CABG Procedure
Preparations
Initially, the operating room is carefully prepared to ensure that all equipments are functioning properly. The patient is brought into the operating room, and transferred onto the operating table. The anesthesiologist inserts various intravenous lines into the patient and injects the anesthesia. After the patient is deemed unconscious, intubation is performed with an endotracheal tube and a metal guide to attach the patient to a mechanical ventilator. Once the endotracheal tube is secured, the mechanical ventilator takes over, and the procedure beings. Throughout the procedure, an anesthesiologist continuously monitors the patient.
Conduit Harvesting
The chest wall is opened by performing a median sternotomy (vertical incision down the sternum) with an cauterizer or a scalpel. Once the sternum is exposed, the surgeon uses an oscillating saw to cut and divide the sternum. After division, a metal separation tool is used to keep the sternum separated. The surgeon then proceeds to observe the heart and surrounding tissue around it. Again, using the cauterizer or scalpel, the surgeon cuts the surrounding tissue to access and expose the left internal mammary artery. When it is sufficiently exposed, the surgeon can determine how the conduits will be used.

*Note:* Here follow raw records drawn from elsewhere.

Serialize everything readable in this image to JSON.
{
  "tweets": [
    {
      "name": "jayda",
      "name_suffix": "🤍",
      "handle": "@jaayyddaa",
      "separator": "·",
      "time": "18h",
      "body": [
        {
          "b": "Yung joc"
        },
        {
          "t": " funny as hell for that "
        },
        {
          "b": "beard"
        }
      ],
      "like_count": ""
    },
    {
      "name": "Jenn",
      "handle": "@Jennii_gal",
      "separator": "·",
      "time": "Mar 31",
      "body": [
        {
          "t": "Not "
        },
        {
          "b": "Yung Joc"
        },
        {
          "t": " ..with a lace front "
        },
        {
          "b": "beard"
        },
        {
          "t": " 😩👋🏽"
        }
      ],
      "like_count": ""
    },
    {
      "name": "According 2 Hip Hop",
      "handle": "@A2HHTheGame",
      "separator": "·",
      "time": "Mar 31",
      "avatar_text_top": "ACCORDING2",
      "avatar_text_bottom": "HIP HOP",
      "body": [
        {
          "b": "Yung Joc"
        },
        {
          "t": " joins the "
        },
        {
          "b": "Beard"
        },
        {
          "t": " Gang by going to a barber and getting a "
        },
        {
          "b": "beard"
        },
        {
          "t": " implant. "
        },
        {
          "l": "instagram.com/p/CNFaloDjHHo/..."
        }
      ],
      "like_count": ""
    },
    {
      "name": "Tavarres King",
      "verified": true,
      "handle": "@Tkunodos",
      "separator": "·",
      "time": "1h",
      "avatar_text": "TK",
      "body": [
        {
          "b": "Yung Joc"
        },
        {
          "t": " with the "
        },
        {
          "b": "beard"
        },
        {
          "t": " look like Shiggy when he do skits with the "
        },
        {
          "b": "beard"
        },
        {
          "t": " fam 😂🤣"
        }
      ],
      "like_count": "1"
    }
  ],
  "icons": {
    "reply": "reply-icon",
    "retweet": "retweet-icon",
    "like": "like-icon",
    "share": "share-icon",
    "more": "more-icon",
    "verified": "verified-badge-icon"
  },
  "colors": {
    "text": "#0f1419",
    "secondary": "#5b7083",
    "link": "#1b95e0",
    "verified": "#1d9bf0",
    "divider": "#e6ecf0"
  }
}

Concurrently, a different surgeon usually works on retrieving the saphenous vein from the leg of the patient. Several incisions are made, and once a desired length of the graft is exposed, the surgeon ties both ends with sutures and removes the saphenous vein segment. The segment is placed into a cold saline bath to maintain viability while the surgeon prepares for the heart for the anastamoses.